Entre as vantagens, Bolsonaro teria acesso a uma equipe de saúde mais completa, argumentou o magistrado. Na quarta (14), a defesa de Bolsonaro solicitou mais uma vez a prisão domiciliar, principalmente por questões médicas.

Na decisão desta quinta, Moraes afirmou que decidirá sobre o novo pedido após uma perícia por junta médica da Polícia Federal.

Segundo o ministro, a transferência de Bolsonaro para a Papudinha "permitirá o aumento do tempo de visitas aos familiares, a realização livre de 'banho de sol' e de exercícios a qualquer horário do dia, inclusive com a instalação de aparelhos para fisioterapia, tais como esteira e bicicleta".

O documento assinado por Moraes traz até uma tabela comparando as instalações destinadas a Bolsonaro na sala na PF e na Papudinha.

Diz que a área total da primeira era de 12m², e na segunda, 64,83m².

O número de refeições diárias aumentaria de três (café da manhã, almoço e jantar) para cinco (café da manhã, almoço, lanche, jantar e ceia) na Papudinha.

Além disso, a tabela compara os recursos para atendimento médico.

Enquanto na primeira haveria um médico da PF em regime de plantão 24h, na Papudinha a lista é maior: além do médico em plantão, haveria um posto de saúde da unidade prisional com 2 médicos clínicos, 3 enfermeiros, 2 dentistas, um assistente social, 2 psicólogos, um fisioterapeuta, 3 técnicos de enfermagem, um psiquiatra e um farmacêutico.

A decisão reproduz entrevistas e postagens de Carlos Bolsonaro e do senador Flávio Bolsonaro, filhos de Jair Bolsonaro, reclamando das condições a que o ex-presidente estaria submetido sob custódia na sala da PF em Brasília.

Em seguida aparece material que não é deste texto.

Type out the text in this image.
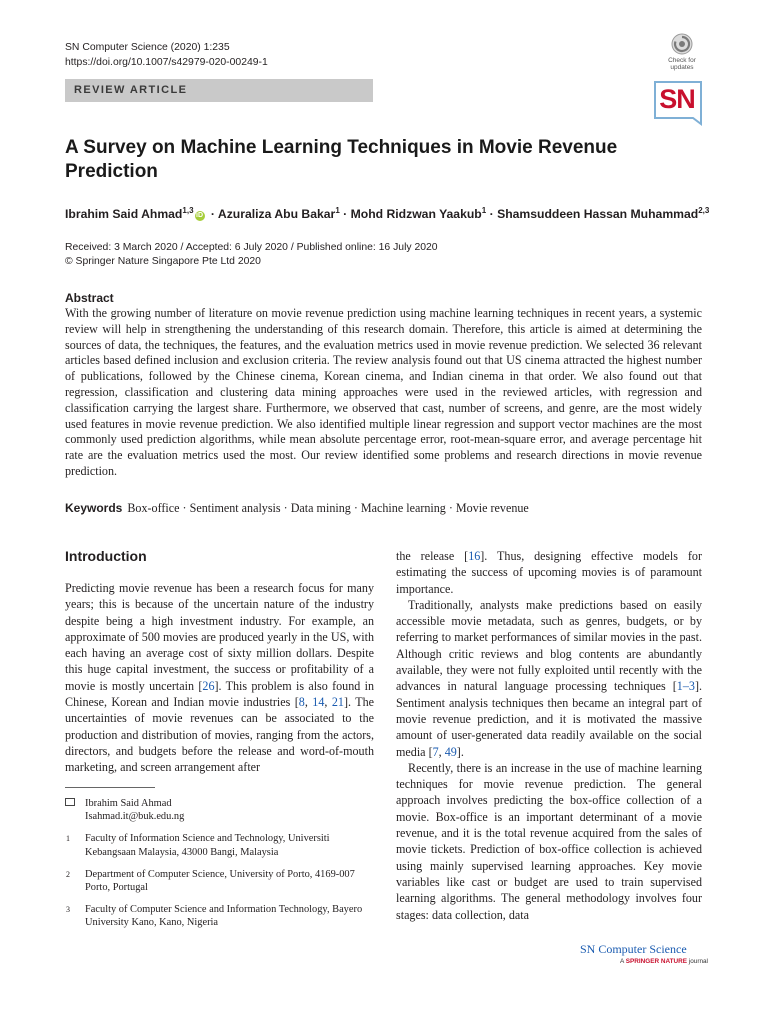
SN Computer Science (2020) 1:235
https://doi.org/10.1007/s42979-020-00249-1
REVIEW ARTICLE
Check for updates
SN
A Survey on Machine Learning Techniques in Movie Revenue Prediction
Ibrahim Said Ahmad$^{1,3}$iD · Azuraliza Abu Bakar$^1$ · Mohd Ridzwan Yaakub$^1$ · Shamsuddeen Hassan Muhammad$^{2,3}$
Received: 3 March 2020 / Accepted: 6 July 2020 / Published online: 16 July 2020
© Springer Nature Singapore Pte Ltd 2020
Abstract
With the growing number of literature on movie revenue prediction using machine learning techniques in recent years, a systemic review will help in strengthening the understanding of this research domain. Therefore, this article is aimed at determining the sources of data, the techniques, the features, and the evaluation metrics used in movie revenue prediction. We selected 36 relevant articles based defined inclusion and exclusion criteria. The review analysis found out that US cinema attracted the highest number of publications, followed by the Chinese cinema, Korean cinema, and Indian cinema in that order. We also found out that regression, classification and clustering data mining approaches were used in the reviewed articles, with regression and classification carrying the largest share. Furthermore, we observed that cast, number of screens, and genre, are the most widely used features in movie revenue prediction. We also identified multiple linear regression and support vector machines are the most commonly used prediction algorithms, while mean absolute percentage error, root-mean-square error, and average percentage hit rate are the evaluation metrics used the most. Our review identified some problems and research directions in movie revenue prediction.
Keywords Box-office · Sentiment analysis · Data mining · Machine learning · Movie revenue
Introduction

Predicting movie revenue has been a research focus for many years; this is because of the uncertain nature of the industry despite being a high investment industry. For example, an approximate of 500 movies are produced yearly in the US, with each having an average cost of sixty million dollars. Despite this huge capital investment, the success or profitability of a movie is mostly uncertain [26]. This problem is also found in Chinese, Korean and Indian movie industries [8, 14, 21]. The uncertainties of movie revenues can be associated to the production and distribution of movies, ranging from the actors, directors, and budgets before the release and word-of-mouth marketing, and screen arrangement after

the release [16]. Thus, designing effective models for estimating the success of upcoming movies is of paramount importance.

Traditionally, analysts make predictions based on easily accessible movie metadata, such as genres, budgets, or by referring to market performances of similar movies in the past. Although critic reviews and blog contents are abundantly available, they were not fully exploited until recently with the advances in natural language processing techniques [1–3]. Sentiment analysis techniques then became an integral part of movie revenue prediction, and it is motivated the massive amount of user-generated data readily available on the social media [7, 49].

Recently, there is an increase in the use of machine learning techniques for movie revenue prediction. The general approach involves predicting the box-office collection of a movie. Box-office is an important determinant of a movie revenue, and it is the total revenue acquired from the sales of movie tickets. Prediction of box-office collection is achieved using mainly supervised learning approaches. Key movie variables like cast or budget are used to train supervised learning algorithms. The general methodology involves four stages: data collection, data

Ibrahim Said Ahmad
Isahmad.it@buk.edu.ng
1 Faculty of Information Science and Technology, Universiti Kebangsaan Malaysia, 43000 Bangi, Malaysia
2 Department of Computer Science, University of Porto, 4169-007 Porto, Portugal
3 Faculty of Computer Science and Information Technology, Bayero University Kano, Kano, Nigeria
SN Computer Science
A SPRINGER NATURE journal
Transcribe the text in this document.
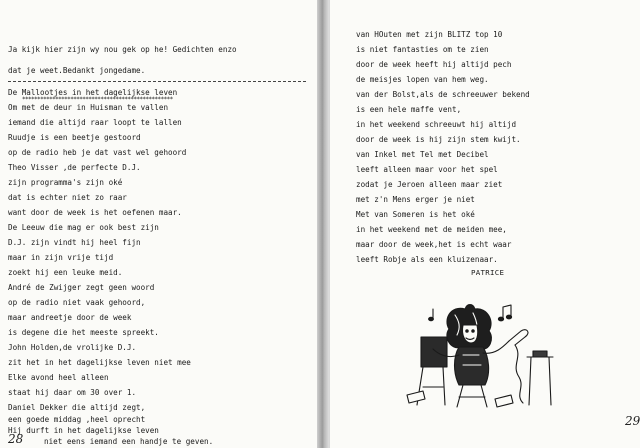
Ja kijk hier zijn wy nou gek op he! Gedichten enzo
dat je weet.Bedankt jongedame.
De Mallootjes in het dagelijkse leven
**************************************************
Om met de deur in Huisman te vallen
iemand die altijd raar loopt te lallen
Ruudje is een beetje gestoord
op de radio heb je dat vast wel gehoord
Theo Visser ,de perfecte D.J.
zijn programma's zijn oké
dat is echter niet zo raar
want door de week is het oefenen maar.
De Leeuw die mag er ook best zijn
D.J. zijn vindt hij heel fijn
maar in zijn vrije tijd
zoekt hij een leuke meid.
André de Zwijger zegt geen woord
op de radio niet vaak gehoord,
maar andreetje door de week
is degene die het meeste spreekt.
John Holden,de vrolijke D.J.
zit het in het dagelijkse leven niet mee
Elke avond heel alleen
staat hij daar om 30 over 1.
Daniel Dekker die altijd zegt,
een goede middag ,heel oprecht
Hij durft in het dagelijkse leven
niet eens iemand een handje te geven.
28
van HOuten met zijn BLITZ top 10
is niet fantasties om te zien
door de week heeft hij altijd pech
de meisjes lopen van hem weg.
van der Bolst,als de schreeuwer bekend
is een hele maffe vent,
in het weekend schreeuwt hij altijd
door de week is hij zijn stem kwijt.
van Inkel met Tel met Decibel
leeft alleen maar voor het spel
zodat je Jeroen alleen maar ziet
met z'n Mens erger je niet
Met van Someren is het oké
in het weekend met de meiden mee,
maar door de week,het is echt waar
leeft Robje als een kluizenaar.
PATRICE
29
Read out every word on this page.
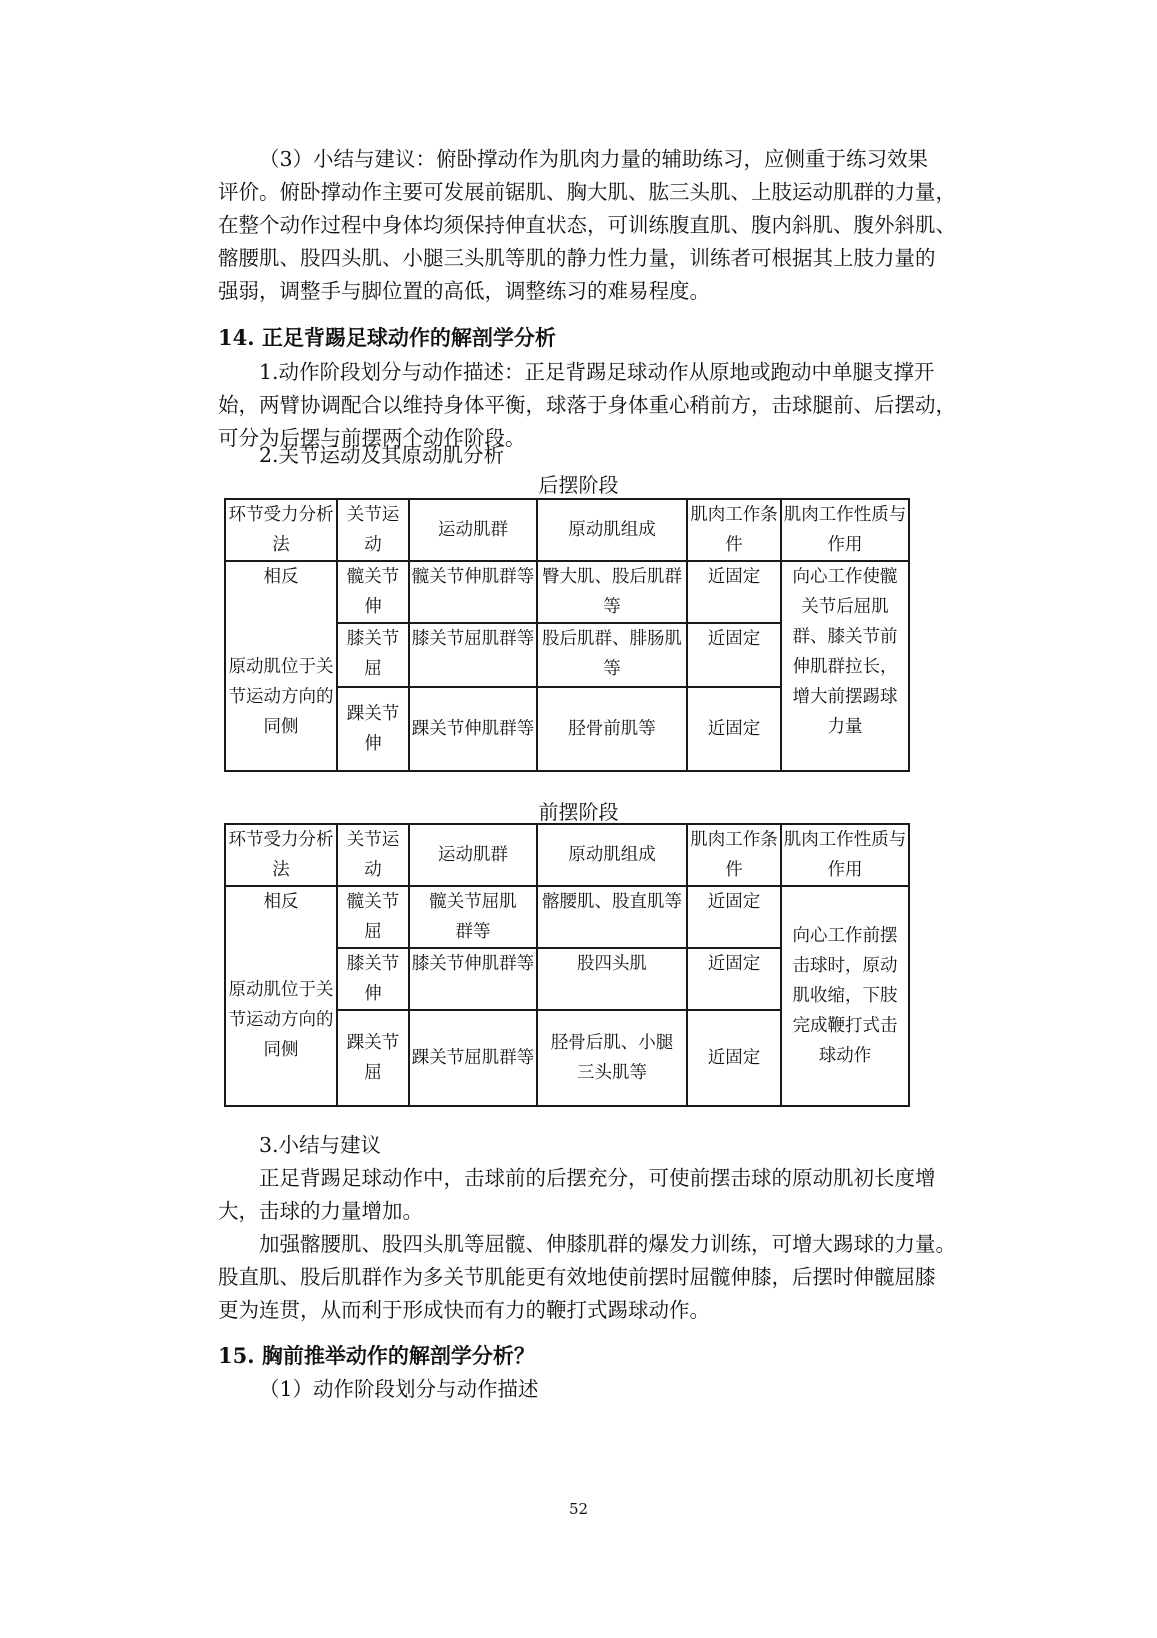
（3）小结与建议：俯卧撑动作为肌肉力量的辅助练习，应侧重于练习效果
评价。俯卧撑动作主要可发展前锯肌、胸大肌、肱三头肌、上肢运动肌群的力量，
在整个动作过程中身体均须保持伸直状态，可训练腹直肌、腹内斜肌、腹外斜肌、
髂腰肌、股四头肌、小腿三头肌等肌的静力性力量，训练者可根据其上肢力量的
强弱，调整手与脚位置的高低，调整练习的难易程度。

14. 正足背踢足球动作的解剖学分析

1.动作阶段划分与动作描述：正足背踢足球动作从原地或跑动中单腿支撑开
始，两臂协调配合以维持身体平衡，球落于身体重心稍前方，击球腿前、后摆动，
可分为后摆与前摆两个动作阶段。

2.关节运动及其原动肌分析

后摆阶段

环节受力分析法	关节运动	运动肌群	原动肌组成	肌肉工作条件	肌肉工作性质与作用

相反
原动肌位于关节运动方向的同侧	髋关节伸	髋关节伸肌群等	臀大肌、股后肌群等	近固定	向心工作使髋关节后屈肌群、膝关节前伸肌群拉长，增大前摆踢球力量
	膝关节屈	膝关节屈肌群等	股后肌群、腓肠肌等	近固定	
	踝关节伸	踝关节伸肌群等	胫骨前肌等	近固定	

前摆阶段

环节受力分析法	关节运动	运动肌群	原动肌组成	肌肉工作条件	肌肉工作性质与作用

相反
原动肌位于关节运动方向的同侧	髋关节屈	髋关节屈肌群等	髂腰肌、股直肌等	近固定	向心工作前摆击球时，原动肌收缩，下肢完成鞭打式击球动作
	膝关节伸	膝关节伸肌群等	股四头肌	近固定	
	踝关节屈	踝关节屈肌群等	胫骨后肌、小腿三头肌等	近固定	

3.小结与建议

正足背踢足球动作中，击球前的后摆充分，可使前摆击球的原动肌初长度增
大，击球的力量增加。
加强髂腰肌、股四头肌等屈髋、伸膝肌群的爆发力训练，可增大踢球的力量。
股直肌、股后肌群作为多关节肌能更有效地使前摆时屈髋伸膝，后摆时伸髋屈膝
更为连贯，从而利于形成快而有力的鞭打式踢球动作。

15. 胸前推举动作的解剖学分析？

（1）动作阶段划分与动作描述

52
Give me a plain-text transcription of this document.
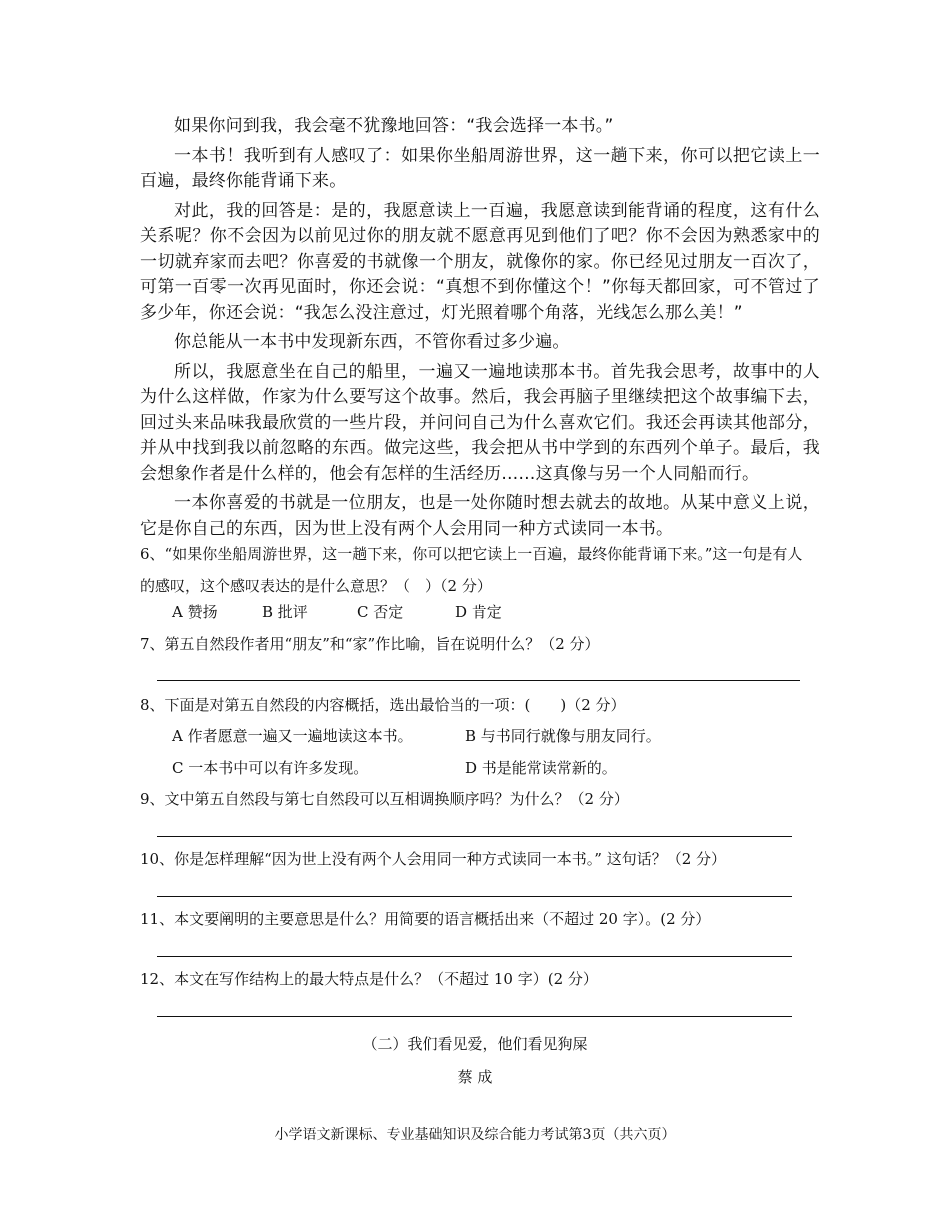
如果你问到我，我会毫不犹豫地回答：“我会选择一本书。”

一本书！我听到有人感叹了：如果你坐船周游世界，这一趟下来，你可以把它读上一百遍，最终你能背诵下来。

对此，我的回答是：是的，我愿意读上一百遍，我愿意读到能背诵的程度，这有什么关系呢？你不会因为以前见过你的朋友就不愿意再见到他们了吧？你不会因为熟悉家中的一切就弃家而去吧？你喜爱的书就像一个朋友，就像你的家。你已经见过朋友一百次了，可第一百零一次再见面时，你还会说：“真想不到你懂这个！”你每天都回家，可不管过了多少年，你还会说：“我怎么没注意过，灯光照着哪个角落，光线怎么那么美！”

你总能从一本书中发现新东西，不管你看过多少遍。

所以，我愿意坐在自己的船里，一遍又一遍地读那本书。首先我会思考，故事中的人为什么这样做，作家为什么要写这个故事。然后，我会再脑子里继续把这个故事编下去，回过头来品味我最欣赏的一些片段，并问问自己为什么喜欢它们。我还会再读其他部分，并从中找到我以前忽略的东西。做完这些，我会把从书中学到的东西列个单子。最后，我会想象作者是什么样的，他会有怎样的生活经历……这真像与另一个人同船而行。

一本你喜爱的书就是一位朋友，也是一处你随时想去就去的故地。从某中意义上说，它是你自己的东西，因为世上没有两个人会用同一种方式读同一本书。

6、“如果你坐船周游世界，这一趟下来，你可以把它读上一百遍，最终你能背诵下来。”这一句是有人的感叹，这个感叹表达的是什么意思？（　）（2 分）
A 赞扬	B 批评	C 否定	D 肯定
7、第五自然段作者用“朋友”和“家”作比喻，旨在说明什么？（2 分）
8、下面是对第五自然段的内容概括，选出最恰当的一项：(　　)（2 分）
A 作者愿意一遍又一遍地读这本书。	B 与书同行就像与朋友同行。
C 一本书中可以有许多发现。	D 书是能常读常新的。
9、文中第五自然段与第七自然段可以互相调换顺序吗？为什么？（2 分）
10、你是怎样理解“因为世上没有两个人会用同一种方式读同一本书。” 这句话？（2 分）
11、本文要阐明的主要意思是什么？用简要的语言概括出来（不超过 20 字）。(2 分）
12、本文在写作结构上的最大特点是什么？（不超过 10 字）(2 分）
（二）我们看见爱，他们看见狗屎
蔡 成
小学语文新课标、专业基础知识及综合能力考试第3页（共六页）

Moraes afirma que está em curso "uma campanha de notícias fraudulentas com o intuito de tentar desqualificar e deslegitimar o poder judiciário".

Tal campanha estaria "ignorando" as "condições absolutamente excepcionais e privilegiadas do cumprimento de pena privativa de liberdade em regime fechado" de Bolsonaro na Superintendência da PF.